It's another week, time for the Pacific Northwest College of Art to secure ownership of major Pearl District real estate at little or no cost. They can't keep it up at this pace, surely, but fresh off the news a few days ago of securing the 511 Broadway building, the school has reached an agreement with the family of the late Edith Goodman, the building's owner, to purchase the school's home since 1997 on an full block between Northwest 12 and 13th Avenues, Johnson and Kearney Streets. The agreement is accompanied by announcement from PNCA of accompanying financial news, summarized thusly (as Alton Brown would say) by DK Row:
The college also publicly launched a historic capital campaign targeting $32 million in pledges by the end of June 2009, when the college celebrates its centennial. The campaign, which has quietly raised $26 million, went public Saturday with the announcement of three lead campaign gifts of $1 million each from PNCA board president Al Solheim, the Harold and Arlene Schnitzer CARE Foundation and the Maybelle Clark MacDonald Fund. The MacDonald donation is a challenge gift, contingent on whether the college raises an additional $3 million.
Renovated a decade ago by Holst Architecture, the Goodman Building has always been a nice environment, I think, particularly its huge open space in the middle.

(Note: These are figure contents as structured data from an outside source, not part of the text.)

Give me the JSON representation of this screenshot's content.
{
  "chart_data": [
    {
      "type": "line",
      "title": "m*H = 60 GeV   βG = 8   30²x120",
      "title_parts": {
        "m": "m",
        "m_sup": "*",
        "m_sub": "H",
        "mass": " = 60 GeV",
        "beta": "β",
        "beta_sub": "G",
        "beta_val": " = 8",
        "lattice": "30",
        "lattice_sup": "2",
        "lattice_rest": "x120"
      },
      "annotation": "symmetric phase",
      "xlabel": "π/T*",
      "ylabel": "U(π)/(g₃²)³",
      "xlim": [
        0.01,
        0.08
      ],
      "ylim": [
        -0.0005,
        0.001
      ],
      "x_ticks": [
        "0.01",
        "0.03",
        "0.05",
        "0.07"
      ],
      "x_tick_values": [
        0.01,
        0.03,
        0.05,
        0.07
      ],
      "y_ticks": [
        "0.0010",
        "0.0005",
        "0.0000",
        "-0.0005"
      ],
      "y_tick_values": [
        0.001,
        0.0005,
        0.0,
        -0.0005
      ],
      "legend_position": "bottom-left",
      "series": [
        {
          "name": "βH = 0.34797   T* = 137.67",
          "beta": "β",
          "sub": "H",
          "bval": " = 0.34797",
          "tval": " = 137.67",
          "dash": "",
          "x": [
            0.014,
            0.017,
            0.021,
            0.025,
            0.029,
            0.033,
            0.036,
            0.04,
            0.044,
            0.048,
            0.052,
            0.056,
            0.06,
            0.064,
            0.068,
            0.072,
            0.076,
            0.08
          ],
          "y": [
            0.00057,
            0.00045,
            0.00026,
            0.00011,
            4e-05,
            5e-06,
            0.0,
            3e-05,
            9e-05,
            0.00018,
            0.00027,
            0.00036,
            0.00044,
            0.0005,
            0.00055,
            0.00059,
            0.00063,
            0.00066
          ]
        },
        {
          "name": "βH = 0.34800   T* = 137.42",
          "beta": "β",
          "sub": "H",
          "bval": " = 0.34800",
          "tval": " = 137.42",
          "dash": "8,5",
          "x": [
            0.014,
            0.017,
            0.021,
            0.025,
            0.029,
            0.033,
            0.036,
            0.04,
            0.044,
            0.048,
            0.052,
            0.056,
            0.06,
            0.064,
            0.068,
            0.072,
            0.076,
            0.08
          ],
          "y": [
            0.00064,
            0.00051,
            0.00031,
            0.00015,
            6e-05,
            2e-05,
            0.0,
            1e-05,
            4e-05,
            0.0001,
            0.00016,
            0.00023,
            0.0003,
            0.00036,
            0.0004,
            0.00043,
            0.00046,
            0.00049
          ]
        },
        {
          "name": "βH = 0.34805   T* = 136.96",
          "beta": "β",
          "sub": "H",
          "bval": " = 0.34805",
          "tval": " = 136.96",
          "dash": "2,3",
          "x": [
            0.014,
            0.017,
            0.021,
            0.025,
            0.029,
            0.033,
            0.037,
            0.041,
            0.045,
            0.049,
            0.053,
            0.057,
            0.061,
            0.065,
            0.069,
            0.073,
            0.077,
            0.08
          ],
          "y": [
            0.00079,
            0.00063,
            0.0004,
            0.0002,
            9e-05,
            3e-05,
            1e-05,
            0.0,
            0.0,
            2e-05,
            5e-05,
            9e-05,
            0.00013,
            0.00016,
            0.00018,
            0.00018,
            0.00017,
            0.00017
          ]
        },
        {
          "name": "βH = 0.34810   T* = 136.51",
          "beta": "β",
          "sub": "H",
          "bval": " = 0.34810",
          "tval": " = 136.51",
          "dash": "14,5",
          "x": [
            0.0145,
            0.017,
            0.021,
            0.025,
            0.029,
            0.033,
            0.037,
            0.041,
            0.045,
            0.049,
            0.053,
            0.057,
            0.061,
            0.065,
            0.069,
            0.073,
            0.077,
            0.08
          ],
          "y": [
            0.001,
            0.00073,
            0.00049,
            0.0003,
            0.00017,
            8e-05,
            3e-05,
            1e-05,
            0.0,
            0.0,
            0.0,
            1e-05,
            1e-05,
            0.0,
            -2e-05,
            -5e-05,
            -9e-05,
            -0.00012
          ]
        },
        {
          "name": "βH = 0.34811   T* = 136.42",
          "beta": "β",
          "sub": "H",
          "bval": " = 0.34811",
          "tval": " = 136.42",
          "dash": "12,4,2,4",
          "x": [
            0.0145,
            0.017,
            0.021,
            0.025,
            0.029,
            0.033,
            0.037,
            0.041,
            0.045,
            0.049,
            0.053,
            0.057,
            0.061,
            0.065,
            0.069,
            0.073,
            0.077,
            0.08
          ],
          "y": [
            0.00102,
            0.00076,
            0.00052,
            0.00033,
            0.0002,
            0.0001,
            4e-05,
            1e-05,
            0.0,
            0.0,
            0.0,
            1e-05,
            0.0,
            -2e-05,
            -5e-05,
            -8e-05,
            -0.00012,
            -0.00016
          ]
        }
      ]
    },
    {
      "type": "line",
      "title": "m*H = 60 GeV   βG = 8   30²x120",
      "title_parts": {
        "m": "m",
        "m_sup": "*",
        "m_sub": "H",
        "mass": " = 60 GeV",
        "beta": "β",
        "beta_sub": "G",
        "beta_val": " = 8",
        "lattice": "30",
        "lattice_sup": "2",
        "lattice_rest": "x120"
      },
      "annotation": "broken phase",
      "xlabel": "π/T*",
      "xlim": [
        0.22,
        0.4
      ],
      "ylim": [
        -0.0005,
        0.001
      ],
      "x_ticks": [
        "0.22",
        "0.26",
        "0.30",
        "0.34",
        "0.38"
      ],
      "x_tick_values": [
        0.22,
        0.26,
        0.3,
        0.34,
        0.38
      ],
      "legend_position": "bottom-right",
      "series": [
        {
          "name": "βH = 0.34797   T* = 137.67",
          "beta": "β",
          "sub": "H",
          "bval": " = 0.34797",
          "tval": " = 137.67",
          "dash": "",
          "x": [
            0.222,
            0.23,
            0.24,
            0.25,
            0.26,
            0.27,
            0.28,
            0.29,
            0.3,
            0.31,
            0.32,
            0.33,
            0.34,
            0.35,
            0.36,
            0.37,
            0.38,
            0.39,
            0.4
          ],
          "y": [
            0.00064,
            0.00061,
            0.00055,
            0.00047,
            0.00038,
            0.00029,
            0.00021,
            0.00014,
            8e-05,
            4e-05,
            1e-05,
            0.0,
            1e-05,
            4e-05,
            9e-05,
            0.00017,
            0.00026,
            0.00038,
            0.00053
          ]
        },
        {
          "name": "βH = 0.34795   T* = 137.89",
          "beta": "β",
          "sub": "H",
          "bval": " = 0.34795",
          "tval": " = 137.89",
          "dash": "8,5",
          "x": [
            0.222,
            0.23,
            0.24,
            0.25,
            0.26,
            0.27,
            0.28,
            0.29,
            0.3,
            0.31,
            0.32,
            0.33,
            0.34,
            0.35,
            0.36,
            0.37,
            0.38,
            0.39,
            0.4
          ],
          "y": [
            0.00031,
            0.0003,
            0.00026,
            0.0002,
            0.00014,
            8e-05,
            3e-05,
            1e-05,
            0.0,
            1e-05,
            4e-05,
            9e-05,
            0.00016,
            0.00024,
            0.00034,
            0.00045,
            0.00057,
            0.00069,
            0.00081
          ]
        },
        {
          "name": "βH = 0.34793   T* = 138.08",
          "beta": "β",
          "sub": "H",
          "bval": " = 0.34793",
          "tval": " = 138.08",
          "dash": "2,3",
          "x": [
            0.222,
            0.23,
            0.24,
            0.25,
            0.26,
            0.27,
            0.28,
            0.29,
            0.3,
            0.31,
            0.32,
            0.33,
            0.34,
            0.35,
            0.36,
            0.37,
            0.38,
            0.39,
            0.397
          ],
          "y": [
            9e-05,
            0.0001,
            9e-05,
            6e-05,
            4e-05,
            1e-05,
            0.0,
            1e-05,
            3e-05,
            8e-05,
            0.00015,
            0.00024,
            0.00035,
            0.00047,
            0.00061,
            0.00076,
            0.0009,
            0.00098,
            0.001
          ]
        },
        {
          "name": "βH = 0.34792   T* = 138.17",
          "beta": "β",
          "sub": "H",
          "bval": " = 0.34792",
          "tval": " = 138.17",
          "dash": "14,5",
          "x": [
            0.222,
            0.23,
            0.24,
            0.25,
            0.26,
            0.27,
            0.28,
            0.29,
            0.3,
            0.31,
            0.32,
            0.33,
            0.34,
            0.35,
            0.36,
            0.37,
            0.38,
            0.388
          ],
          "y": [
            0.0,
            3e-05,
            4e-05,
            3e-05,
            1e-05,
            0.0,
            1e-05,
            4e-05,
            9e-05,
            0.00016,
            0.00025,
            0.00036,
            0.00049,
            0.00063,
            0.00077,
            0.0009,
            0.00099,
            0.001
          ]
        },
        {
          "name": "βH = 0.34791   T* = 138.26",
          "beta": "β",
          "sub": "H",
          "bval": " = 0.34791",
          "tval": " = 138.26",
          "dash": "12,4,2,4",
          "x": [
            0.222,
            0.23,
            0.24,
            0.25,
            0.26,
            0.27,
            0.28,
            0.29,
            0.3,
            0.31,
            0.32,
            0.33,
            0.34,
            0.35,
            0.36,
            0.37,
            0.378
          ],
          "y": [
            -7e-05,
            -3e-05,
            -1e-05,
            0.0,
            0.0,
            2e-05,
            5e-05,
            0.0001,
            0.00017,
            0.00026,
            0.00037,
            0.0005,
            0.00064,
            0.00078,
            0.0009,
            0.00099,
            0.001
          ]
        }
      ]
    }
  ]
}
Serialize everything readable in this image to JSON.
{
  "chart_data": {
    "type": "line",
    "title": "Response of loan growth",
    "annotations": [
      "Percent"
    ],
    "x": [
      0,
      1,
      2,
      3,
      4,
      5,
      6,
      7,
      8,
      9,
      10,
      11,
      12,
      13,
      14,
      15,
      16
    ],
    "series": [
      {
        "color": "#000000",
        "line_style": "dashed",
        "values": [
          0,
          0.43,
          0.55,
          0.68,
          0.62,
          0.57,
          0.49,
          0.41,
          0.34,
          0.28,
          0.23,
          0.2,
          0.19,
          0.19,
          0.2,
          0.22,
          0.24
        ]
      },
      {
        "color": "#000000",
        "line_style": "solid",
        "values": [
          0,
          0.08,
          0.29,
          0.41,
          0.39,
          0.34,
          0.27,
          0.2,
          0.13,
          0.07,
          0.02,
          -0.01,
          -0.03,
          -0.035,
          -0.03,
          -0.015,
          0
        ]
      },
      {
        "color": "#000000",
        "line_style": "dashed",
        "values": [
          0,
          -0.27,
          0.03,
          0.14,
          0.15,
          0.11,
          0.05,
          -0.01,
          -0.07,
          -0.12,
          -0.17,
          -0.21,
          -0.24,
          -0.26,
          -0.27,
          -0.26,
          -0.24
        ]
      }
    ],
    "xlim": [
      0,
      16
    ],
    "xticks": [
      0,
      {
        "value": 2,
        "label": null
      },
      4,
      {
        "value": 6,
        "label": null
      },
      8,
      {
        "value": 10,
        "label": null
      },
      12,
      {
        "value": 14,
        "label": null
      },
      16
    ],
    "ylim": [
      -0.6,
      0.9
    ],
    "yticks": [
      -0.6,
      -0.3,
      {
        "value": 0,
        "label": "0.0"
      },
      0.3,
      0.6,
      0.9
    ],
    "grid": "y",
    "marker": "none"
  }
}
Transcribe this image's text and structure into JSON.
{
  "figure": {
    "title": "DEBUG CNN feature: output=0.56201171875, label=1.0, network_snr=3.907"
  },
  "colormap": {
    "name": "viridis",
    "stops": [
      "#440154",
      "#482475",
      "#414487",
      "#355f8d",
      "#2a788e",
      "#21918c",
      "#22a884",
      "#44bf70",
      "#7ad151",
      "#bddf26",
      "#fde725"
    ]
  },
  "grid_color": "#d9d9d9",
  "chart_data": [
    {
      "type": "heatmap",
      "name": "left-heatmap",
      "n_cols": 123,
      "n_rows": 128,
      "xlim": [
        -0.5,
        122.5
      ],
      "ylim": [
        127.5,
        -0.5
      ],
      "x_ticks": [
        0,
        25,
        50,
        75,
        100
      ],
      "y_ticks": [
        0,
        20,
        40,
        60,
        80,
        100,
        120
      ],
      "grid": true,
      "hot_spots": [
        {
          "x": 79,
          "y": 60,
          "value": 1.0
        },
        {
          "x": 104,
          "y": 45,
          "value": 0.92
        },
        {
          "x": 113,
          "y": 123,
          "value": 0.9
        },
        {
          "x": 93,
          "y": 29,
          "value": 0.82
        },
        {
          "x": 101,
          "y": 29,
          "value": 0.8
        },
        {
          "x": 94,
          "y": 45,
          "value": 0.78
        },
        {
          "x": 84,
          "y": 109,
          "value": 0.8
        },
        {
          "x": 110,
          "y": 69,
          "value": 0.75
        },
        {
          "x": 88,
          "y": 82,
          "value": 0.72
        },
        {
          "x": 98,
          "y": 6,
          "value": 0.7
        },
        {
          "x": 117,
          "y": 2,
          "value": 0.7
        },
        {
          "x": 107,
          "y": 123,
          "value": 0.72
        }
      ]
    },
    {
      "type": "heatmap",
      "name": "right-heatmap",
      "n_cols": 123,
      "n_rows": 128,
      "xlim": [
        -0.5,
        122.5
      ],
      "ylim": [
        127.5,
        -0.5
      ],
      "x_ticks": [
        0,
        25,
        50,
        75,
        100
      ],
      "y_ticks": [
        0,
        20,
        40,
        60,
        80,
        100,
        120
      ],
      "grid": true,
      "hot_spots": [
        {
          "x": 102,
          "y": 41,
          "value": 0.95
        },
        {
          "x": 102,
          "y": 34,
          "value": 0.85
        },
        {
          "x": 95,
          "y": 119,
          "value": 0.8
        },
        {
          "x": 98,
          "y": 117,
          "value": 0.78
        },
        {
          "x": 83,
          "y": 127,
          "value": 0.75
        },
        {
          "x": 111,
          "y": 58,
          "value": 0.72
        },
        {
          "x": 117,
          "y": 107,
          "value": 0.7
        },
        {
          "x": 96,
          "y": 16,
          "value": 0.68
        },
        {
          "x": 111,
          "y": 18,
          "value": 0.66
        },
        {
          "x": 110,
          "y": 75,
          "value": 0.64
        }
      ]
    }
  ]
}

I've been to award ceremonies there, Japanese DJ concerts, a French philosopher's lecture, a design forum, art exhibits, but all the while the renovated old warehouse itself, with its exposed structure and simple white aesthetics, is itself a particularly nice piece of any experience. From an artist's or curator's standpoint in some of the exhibit spaces, maybe there is more that could be done, but I still like the building a lot. And that's before we even talk about the exterior paint job created by Randy Higgins (above), which is a transcription of an Arthur Rimbaud poem into a language of differently sized squares and rectangles.
According to D.K. Row's Oregonian article, Allied Works will oversee design for the $12 million "light" (says PNCA) re-renovation. That's on top of Brad Cloepfil's firm already being selected by PNCA for the 511 Broadway building (pictured at left). So in effect, for all of the huge commissions that Allied has received over the past several years, for art museums in St. Louis, New York, Seattle, Ann Arbor and Denver, not to mention the Wieden & Kennedy job before those, PNCA will be the Cloepfil client with repeat business for his firm. And though it may not be for a few years, I'm betting PNCA isn't done acquiring buildings with these two, wonderful a foundation (pardon the pun) as they may be. How about a ground-up building for PNCA on some of the post office's surface parking lot in the back? Or perhaps something further north, out by the Fremont Bridge and Centennial Mill?